In December of 1995, in Paris, Brussels, and Ghent, I read Montgomery Watt's translation of al-Ghazali's Munqidh. His account of the application of systematic doubt in order to arrive at an understanding of how we "know" that which we claim to "know," and his positioning of this exercise as a prerequisite to accepting or rejecting religious claims, flew straight like an arrow into my Wittgensteinian heart. "If one is to embrace a religious tradition or to 'be religious' in any cognizable sense," I thought, "this is the way to approach it."
Al-Ghazali's reasoning led him to reject the search for "first principles"-- rendering Descartes's later Meditations quaint by comparison. Quaint and superfluous.
Moreover, he anticipates Kierkegaard's position insofar as S.K. regarded any appeal to first principles as self-deception.
According to al-Ghazali, S.K., and Wittgenstein, the chain of justifications ends not on its own but through intervention: the light of the Divine enters the heart (al-Ghazali), or the Knight of Faith steps out in trust (S.K.), or one eventually grows weary of the chase and declares "This is simply what I do" (Wittgenstein).
If one desires to be religious, one decides to be religious.
Such an explanation of human religiosity dissatisfies most religious people because it does not offer marching orders to anyone but to those who are already predisposed to be "on the march." It is an unfortunate state of affairs for sectarian apologists but al-Ghazali--at least at this point in his autobiographical narrative--was disinclined to offer any aid or comfort to sectarian apologists.
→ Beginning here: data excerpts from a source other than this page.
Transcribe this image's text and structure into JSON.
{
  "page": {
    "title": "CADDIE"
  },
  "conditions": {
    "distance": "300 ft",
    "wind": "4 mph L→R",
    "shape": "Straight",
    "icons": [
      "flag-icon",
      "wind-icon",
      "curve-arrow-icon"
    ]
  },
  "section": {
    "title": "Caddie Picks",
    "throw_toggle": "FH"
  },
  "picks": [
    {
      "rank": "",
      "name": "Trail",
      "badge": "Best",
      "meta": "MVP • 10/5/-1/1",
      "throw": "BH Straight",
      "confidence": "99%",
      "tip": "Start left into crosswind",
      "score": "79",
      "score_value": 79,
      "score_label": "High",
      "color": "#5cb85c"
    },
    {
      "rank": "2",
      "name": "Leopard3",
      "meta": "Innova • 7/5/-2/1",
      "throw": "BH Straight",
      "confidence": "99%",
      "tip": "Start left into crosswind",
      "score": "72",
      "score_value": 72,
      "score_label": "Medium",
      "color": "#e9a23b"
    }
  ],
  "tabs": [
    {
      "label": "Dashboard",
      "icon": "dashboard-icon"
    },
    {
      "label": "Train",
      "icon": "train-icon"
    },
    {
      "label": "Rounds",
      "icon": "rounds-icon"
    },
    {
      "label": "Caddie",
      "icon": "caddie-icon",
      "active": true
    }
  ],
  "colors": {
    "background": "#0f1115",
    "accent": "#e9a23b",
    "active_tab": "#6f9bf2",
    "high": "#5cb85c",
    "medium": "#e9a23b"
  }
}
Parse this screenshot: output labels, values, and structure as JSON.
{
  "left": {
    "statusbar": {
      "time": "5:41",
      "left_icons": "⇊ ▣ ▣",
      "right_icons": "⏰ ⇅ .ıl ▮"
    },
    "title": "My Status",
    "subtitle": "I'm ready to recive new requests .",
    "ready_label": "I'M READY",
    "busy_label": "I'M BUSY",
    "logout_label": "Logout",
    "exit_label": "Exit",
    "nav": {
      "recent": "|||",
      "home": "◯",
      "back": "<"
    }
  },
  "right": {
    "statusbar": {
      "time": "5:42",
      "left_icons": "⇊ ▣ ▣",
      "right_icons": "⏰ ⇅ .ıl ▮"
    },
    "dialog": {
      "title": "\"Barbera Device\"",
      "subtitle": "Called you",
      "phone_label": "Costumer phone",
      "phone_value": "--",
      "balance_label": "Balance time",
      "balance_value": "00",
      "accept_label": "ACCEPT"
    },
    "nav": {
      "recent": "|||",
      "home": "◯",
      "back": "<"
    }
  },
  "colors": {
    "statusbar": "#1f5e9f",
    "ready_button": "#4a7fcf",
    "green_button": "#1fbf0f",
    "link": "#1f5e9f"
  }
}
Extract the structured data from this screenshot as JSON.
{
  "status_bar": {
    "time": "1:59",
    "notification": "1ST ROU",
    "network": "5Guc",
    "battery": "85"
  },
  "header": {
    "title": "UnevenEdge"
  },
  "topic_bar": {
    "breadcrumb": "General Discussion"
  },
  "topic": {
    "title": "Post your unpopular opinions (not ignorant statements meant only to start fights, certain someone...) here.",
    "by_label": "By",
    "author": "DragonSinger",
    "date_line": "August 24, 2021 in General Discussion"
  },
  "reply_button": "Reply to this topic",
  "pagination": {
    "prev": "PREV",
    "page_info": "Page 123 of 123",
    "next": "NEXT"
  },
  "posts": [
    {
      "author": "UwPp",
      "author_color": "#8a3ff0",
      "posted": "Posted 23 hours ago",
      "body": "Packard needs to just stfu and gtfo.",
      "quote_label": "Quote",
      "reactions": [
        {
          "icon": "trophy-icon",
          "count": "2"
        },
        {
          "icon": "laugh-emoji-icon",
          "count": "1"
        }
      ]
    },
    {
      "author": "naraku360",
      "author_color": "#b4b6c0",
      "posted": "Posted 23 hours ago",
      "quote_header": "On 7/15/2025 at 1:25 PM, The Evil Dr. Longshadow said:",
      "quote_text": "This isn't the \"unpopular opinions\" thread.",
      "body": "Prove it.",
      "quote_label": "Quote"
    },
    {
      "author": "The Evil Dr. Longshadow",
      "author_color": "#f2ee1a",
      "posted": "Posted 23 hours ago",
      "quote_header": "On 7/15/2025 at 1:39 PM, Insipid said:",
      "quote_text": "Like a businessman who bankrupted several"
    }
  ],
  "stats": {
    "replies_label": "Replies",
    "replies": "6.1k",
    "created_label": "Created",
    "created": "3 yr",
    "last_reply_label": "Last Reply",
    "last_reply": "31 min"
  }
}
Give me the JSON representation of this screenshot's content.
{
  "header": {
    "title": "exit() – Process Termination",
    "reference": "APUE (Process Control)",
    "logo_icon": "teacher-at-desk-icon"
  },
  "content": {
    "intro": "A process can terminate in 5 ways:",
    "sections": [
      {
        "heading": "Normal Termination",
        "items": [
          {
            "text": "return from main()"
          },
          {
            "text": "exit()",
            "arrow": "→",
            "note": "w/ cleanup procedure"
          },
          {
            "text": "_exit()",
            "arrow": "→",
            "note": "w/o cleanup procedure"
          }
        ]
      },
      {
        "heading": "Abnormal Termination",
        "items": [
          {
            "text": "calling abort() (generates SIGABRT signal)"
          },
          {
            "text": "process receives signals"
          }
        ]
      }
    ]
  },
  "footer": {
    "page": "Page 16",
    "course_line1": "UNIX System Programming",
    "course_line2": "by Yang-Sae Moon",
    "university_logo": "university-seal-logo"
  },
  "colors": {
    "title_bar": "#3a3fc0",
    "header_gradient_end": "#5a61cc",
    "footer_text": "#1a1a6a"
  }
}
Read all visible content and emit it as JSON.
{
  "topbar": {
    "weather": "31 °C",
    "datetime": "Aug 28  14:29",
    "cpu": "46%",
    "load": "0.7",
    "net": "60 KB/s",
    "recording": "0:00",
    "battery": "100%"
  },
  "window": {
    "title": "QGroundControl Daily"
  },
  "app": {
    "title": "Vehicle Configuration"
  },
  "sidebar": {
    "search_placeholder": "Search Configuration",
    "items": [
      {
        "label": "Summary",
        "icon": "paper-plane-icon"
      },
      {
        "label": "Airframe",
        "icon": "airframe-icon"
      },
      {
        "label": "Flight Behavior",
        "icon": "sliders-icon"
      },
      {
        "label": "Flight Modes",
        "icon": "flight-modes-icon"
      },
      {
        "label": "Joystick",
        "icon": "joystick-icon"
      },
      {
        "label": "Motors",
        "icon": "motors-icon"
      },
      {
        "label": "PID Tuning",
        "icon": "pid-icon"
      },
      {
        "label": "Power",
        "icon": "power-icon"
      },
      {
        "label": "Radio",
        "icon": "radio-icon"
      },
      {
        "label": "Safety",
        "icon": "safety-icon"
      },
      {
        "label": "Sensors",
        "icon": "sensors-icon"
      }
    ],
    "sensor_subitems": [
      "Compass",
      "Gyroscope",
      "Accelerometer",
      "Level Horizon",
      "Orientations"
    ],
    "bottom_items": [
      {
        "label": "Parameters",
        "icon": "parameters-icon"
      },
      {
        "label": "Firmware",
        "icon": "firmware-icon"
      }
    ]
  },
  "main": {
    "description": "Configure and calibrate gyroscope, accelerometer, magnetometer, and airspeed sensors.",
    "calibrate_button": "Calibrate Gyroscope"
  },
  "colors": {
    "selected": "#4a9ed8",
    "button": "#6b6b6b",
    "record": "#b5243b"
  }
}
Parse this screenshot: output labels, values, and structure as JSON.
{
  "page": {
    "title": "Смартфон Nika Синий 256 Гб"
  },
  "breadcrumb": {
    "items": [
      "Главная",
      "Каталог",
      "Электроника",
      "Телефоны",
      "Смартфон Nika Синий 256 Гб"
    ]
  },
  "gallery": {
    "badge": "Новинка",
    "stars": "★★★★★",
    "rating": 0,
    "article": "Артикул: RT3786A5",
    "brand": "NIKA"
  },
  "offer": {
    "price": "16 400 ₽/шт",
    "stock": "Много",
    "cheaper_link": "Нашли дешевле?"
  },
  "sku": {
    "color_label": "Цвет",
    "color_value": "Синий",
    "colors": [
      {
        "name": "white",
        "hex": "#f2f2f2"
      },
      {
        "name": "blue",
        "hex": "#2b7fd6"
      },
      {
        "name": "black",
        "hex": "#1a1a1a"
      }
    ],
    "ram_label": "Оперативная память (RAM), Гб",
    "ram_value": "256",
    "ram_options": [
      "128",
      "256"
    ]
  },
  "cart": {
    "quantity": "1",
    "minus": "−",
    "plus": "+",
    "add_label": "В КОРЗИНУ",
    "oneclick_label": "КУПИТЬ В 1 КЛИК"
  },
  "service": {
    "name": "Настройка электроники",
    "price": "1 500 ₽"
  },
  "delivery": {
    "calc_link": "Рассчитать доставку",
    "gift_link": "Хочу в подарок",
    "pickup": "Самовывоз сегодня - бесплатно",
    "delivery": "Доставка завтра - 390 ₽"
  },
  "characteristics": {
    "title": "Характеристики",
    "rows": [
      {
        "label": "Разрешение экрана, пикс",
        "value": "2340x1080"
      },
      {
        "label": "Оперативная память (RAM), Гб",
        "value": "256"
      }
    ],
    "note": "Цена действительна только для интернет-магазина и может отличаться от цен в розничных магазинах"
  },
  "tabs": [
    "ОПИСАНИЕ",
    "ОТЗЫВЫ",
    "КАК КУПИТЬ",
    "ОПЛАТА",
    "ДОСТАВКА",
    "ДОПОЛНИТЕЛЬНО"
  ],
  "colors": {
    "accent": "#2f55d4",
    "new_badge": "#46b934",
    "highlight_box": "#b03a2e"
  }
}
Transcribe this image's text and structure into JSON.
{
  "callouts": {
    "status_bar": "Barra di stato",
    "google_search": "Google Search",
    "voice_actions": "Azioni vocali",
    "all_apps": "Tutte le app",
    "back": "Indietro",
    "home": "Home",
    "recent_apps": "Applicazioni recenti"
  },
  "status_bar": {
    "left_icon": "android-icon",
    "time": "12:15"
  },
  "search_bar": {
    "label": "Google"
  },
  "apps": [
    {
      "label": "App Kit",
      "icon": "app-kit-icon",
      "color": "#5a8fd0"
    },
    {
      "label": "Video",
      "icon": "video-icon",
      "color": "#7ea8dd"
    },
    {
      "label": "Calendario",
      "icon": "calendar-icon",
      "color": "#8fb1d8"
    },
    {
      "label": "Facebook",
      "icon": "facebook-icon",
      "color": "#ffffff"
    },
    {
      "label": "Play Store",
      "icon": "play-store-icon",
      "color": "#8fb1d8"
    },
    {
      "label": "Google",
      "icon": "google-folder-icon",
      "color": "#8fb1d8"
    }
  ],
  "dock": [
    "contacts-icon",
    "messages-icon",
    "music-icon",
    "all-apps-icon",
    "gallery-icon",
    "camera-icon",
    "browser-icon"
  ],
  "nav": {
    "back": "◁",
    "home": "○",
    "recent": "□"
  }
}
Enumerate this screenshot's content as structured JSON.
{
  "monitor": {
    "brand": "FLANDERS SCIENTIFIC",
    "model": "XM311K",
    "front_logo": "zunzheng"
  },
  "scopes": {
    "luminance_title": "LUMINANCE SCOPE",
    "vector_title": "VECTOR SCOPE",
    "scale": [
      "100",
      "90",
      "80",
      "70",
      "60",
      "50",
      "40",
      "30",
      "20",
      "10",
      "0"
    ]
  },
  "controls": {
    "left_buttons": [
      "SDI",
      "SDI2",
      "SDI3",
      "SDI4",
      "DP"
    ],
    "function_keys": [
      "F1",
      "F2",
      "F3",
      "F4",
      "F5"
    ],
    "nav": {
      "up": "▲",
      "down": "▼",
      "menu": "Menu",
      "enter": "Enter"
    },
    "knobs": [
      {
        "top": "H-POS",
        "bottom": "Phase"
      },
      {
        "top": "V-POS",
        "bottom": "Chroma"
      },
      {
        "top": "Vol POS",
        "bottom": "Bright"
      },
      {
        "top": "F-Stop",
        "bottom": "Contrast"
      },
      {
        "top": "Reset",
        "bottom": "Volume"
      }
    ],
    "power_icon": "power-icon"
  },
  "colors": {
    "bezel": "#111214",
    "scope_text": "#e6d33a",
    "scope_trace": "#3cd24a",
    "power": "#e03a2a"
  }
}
Al-Ghazali did not leave the matter there, however. For once one has decided to be religious, one must determine how to be religious. Here al-Ghazali's arguments tend to be circular as circularity is all that one can reasonably expect from someone who has abandoned the search for first principles. What remains useful in his approach is his desire to be thoughtful about his decisions. Al-Ghazali is a deliberate religionist; he is unwilling to embrace a belief or engage in a practice simply because other members of his community do so.
In this respect, al-Ghazali's approach is far less novel than it might appear at first blush. As Watt points out in his full-length study of al-Ghazali (Muslim Intellectual, 1963), al-Ghazali's teacher, Abu-'l-Ma'ali al-Juwayni (d. 1085 CE), had declared in his own autobiographical reckoning: "At an early age I fled from the acceptance of others' opinions..." (Watt, p. 24).
According to Watt, al-Juwayni's position commanded considerable respect: he was "the first theologian of his time" (Watt, p. 23). Al-Ghazali's trademark scepticism was, therefore, not unique nor was it unprecedented. It was a respected and familiar trait among thinking Muslims of the Age.